FDWhittle: Estimate the Hurst coefficient by Whittle's method

Description

Using an estimate of the spectral density function for an input time series, Whittle's method fits the parameters of a specified SDF model to the data by optimizing an appropriate functional. In this case, the SDF for a fractionally differenced (FD) process model is used and an estimate of (\(\delta\)), the FD parameter, is returned.

Usage

FDWhittle(x, method="continuous", dc=FALSE, freq.max=0.5,
    delta.min=-1,delta.max=2.5, sdf.method="direct", ...)

Arguments

a vector containing a uniformly-sampled real-valued time series.

...

optional SDF estimation arguments passed directly to the SDF function. See help documentation for the SDF function for more information.

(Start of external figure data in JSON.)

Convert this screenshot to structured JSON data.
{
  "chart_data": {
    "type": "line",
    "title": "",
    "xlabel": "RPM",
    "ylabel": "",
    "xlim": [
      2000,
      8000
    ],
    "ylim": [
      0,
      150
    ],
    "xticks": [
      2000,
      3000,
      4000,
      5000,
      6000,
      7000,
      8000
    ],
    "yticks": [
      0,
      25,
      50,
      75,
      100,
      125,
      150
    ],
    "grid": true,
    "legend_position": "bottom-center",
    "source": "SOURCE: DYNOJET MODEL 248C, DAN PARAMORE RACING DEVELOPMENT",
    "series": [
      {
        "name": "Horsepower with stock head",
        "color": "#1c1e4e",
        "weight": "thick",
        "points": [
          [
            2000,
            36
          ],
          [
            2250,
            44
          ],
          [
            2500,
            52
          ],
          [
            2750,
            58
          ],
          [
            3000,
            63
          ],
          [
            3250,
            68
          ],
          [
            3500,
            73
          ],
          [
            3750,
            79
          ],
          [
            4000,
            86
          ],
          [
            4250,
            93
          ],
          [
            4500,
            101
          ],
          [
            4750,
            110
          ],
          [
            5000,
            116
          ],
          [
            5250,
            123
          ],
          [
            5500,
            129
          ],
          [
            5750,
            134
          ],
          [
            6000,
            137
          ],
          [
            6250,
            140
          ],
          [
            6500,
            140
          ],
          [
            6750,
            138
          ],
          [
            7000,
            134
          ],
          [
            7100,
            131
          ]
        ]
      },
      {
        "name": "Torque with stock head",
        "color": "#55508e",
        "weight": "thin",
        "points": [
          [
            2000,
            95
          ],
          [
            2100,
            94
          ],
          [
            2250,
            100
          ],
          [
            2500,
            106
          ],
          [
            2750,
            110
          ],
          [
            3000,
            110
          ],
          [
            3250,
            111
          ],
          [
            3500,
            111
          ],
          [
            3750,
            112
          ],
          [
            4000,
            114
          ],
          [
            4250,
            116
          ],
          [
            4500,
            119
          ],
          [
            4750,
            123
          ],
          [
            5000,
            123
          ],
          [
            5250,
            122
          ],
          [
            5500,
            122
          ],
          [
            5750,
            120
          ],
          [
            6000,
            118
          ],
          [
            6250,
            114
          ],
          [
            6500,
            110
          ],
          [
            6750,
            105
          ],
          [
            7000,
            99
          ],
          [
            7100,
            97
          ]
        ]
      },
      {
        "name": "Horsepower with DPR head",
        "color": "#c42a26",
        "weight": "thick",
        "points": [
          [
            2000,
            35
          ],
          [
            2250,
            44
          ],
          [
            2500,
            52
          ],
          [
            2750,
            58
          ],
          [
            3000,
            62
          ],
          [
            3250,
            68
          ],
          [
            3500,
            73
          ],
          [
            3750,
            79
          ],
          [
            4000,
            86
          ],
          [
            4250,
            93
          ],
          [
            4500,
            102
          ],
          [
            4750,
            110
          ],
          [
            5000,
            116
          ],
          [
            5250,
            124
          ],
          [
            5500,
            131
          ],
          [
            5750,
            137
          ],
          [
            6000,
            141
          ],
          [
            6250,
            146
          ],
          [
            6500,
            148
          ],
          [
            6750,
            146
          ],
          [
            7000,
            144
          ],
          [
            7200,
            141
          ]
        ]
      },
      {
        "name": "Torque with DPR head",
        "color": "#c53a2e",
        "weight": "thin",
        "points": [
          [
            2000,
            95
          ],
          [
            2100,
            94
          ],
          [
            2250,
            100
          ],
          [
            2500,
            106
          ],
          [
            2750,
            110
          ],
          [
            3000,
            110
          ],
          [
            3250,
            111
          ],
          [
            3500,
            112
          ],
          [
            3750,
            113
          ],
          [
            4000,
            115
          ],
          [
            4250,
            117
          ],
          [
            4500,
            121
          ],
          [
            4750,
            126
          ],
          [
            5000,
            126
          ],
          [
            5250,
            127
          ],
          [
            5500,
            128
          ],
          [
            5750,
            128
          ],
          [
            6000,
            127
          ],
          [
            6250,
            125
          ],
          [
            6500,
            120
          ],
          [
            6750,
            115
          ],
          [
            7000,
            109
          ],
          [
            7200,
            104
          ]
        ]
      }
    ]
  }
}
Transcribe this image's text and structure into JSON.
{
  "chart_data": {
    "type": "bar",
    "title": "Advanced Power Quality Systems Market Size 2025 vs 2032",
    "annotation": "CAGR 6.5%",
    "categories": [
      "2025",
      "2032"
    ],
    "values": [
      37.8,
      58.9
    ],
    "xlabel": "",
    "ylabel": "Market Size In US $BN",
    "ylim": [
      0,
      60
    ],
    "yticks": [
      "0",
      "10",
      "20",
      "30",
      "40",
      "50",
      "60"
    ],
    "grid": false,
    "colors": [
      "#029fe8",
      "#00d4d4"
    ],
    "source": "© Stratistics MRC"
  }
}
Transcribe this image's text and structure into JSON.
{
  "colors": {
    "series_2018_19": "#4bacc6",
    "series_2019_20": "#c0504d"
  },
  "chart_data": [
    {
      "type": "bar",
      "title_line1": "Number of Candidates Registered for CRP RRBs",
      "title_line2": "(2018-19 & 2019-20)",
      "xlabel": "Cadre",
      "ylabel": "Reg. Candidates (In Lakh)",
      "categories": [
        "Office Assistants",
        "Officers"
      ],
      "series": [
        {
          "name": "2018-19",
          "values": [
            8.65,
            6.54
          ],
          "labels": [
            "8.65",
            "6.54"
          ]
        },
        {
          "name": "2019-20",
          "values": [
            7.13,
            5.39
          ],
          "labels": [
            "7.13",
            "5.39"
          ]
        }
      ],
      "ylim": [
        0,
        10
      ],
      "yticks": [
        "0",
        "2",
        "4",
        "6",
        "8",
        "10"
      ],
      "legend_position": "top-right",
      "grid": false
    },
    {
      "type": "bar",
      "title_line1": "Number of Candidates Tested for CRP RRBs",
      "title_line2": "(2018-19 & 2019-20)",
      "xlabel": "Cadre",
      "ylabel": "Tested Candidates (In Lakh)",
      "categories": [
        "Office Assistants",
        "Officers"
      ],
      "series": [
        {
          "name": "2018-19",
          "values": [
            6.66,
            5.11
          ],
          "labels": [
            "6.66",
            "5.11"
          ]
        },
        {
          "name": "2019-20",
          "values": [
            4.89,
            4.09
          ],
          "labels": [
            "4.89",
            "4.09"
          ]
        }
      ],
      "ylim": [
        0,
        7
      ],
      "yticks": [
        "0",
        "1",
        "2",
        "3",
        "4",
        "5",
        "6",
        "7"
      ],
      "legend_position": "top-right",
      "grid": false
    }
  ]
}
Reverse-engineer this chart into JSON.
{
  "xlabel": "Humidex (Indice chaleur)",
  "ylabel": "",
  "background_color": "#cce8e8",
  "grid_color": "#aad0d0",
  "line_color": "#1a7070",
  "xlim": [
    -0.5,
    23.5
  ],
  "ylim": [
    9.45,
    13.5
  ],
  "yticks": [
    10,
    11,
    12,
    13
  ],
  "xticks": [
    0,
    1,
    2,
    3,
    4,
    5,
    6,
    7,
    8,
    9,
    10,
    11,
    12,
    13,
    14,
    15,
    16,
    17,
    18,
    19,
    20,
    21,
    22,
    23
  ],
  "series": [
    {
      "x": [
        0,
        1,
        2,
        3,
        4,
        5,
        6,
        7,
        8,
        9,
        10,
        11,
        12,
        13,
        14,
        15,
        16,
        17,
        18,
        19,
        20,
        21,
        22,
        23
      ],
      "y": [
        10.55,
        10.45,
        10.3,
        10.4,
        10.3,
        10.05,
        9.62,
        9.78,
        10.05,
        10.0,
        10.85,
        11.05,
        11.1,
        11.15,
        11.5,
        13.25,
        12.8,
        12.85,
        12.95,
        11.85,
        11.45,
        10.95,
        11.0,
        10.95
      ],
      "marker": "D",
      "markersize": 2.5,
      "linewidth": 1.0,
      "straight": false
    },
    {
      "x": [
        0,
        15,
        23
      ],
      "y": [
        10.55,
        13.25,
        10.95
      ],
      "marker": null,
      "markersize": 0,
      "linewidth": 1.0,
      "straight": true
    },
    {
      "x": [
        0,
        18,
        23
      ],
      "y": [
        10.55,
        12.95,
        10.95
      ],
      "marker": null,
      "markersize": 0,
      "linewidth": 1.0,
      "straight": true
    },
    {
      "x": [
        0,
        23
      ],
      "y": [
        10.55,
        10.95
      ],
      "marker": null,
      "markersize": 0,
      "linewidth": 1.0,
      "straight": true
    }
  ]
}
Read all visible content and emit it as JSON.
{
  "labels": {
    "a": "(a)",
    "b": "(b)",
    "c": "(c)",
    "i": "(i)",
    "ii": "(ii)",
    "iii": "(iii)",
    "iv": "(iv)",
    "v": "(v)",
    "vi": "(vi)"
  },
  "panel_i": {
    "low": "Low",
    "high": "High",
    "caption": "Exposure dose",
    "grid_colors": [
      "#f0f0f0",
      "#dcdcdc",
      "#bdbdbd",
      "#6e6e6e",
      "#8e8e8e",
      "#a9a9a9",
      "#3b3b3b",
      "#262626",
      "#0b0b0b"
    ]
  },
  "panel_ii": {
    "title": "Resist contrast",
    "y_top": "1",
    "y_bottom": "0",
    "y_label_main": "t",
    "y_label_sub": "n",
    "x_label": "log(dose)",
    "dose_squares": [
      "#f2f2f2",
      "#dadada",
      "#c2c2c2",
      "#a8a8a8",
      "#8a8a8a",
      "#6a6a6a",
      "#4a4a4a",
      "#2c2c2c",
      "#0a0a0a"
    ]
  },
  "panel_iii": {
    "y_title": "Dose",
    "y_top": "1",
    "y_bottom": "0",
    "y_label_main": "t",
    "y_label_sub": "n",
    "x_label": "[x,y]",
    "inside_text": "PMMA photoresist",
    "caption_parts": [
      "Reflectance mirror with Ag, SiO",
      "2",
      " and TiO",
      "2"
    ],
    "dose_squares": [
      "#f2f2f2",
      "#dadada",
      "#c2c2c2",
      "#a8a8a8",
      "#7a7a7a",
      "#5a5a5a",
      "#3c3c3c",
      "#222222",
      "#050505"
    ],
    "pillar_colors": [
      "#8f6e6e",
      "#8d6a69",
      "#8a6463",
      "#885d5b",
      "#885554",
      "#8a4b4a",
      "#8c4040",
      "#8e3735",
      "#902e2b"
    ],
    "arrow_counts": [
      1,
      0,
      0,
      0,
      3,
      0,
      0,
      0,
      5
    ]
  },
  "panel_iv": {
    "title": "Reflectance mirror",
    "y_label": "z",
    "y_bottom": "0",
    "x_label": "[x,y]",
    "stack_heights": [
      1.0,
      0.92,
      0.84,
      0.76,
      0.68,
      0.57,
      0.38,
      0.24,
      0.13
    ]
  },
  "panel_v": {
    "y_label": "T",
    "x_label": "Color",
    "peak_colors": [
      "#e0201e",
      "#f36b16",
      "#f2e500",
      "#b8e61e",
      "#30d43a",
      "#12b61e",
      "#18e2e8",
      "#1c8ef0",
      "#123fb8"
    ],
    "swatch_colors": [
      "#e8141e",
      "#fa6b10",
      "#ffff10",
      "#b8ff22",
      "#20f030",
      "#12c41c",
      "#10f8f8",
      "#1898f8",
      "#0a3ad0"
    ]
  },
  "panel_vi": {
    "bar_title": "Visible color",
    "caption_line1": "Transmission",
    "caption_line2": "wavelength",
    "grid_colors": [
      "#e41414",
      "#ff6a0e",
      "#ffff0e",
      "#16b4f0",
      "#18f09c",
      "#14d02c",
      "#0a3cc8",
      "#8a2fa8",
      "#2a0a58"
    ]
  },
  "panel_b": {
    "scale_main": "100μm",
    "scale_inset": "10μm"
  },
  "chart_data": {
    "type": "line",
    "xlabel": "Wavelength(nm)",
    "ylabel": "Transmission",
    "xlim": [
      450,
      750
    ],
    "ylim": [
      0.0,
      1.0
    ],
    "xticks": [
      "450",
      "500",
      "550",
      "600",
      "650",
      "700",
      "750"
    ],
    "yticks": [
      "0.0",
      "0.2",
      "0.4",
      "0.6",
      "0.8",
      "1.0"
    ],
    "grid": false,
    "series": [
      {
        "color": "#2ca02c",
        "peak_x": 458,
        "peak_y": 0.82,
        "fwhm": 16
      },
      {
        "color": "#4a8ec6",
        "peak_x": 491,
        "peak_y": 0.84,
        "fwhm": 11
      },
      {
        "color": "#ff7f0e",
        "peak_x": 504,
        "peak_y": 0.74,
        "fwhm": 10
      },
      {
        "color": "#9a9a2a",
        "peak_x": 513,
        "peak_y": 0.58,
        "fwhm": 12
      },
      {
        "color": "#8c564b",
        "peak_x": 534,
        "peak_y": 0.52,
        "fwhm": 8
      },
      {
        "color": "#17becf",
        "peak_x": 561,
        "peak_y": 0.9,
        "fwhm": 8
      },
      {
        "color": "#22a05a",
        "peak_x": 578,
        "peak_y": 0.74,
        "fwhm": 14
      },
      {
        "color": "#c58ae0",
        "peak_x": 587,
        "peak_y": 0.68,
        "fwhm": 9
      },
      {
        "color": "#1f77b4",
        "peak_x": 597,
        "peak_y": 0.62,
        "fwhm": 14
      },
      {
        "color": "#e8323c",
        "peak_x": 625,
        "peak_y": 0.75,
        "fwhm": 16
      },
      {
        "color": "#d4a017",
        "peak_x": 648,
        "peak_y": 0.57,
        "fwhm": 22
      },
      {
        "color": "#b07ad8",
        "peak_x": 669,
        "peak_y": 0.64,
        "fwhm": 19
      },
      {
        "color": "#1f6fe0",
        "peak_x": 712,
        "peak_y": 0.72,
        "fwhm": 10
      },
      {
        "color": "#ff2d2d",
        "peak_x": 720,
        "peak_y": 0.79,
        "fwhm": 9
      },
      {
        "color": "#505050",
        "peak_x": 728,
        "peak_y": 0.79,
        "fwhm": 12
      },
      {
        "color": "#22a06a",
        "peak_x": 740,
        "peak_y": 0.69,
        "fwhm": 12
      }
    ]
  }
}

a logical value. If FALSE, the DC component of the SDF (corresponding to the sample mean of the series) is not used in optimizing the Whittle functional. Default: FALSE.

delta.max

the maximum value for the FD parameter to use in the constrained optimization problem. Default: 2.5.

delta.min

the minimum value for the FD parameter to use in the constrained optimization problem. Default: -1.

freq.max

the largerst normalized frequency of the SDFs use in the analysis. Default: 0.25.

method

a character string indicating the method to be used in estimating the Hurst coefficient (H). Choices are:

"continuous": Whittle's method using a continuous model approach to form the optimization functional. This functional is subsequently implemented via a discrete form of the SDF for an FD process.
"discrete": Whittle's method using (directly) a discrete form of the SDF for an FD process.

Default: "continuous".

sdf.method

a character string denoting the method to use in estimating the SDF. Choices are "direct", "lag window", "wosa" (Welch's Overlapped Segment Averaging), "multitaper". See help documentation for the SDF function for more information. Default: "direct".

Value

estimate of the FD parameter of the time series.

References

M. S. Taqqu and V. Teverovsky, On Estimating the Intensity of Long- Range Dependence in Finite and Infinite Variance Time Series (1998), in A practical Guide to Heavy Tails: Statistical Techniques and Applications, pp. 177--217, Birkhauser, Boston.

Examples

Run this code

# NOT RUN {
set.seed(100)
walk <- cumsum(rnorm(1024))
FDWhittle(walk, method="discrete", sdf.method="multitaper")
FDWhittle(walk, method="continuous", sdf.method="multitaper")
# }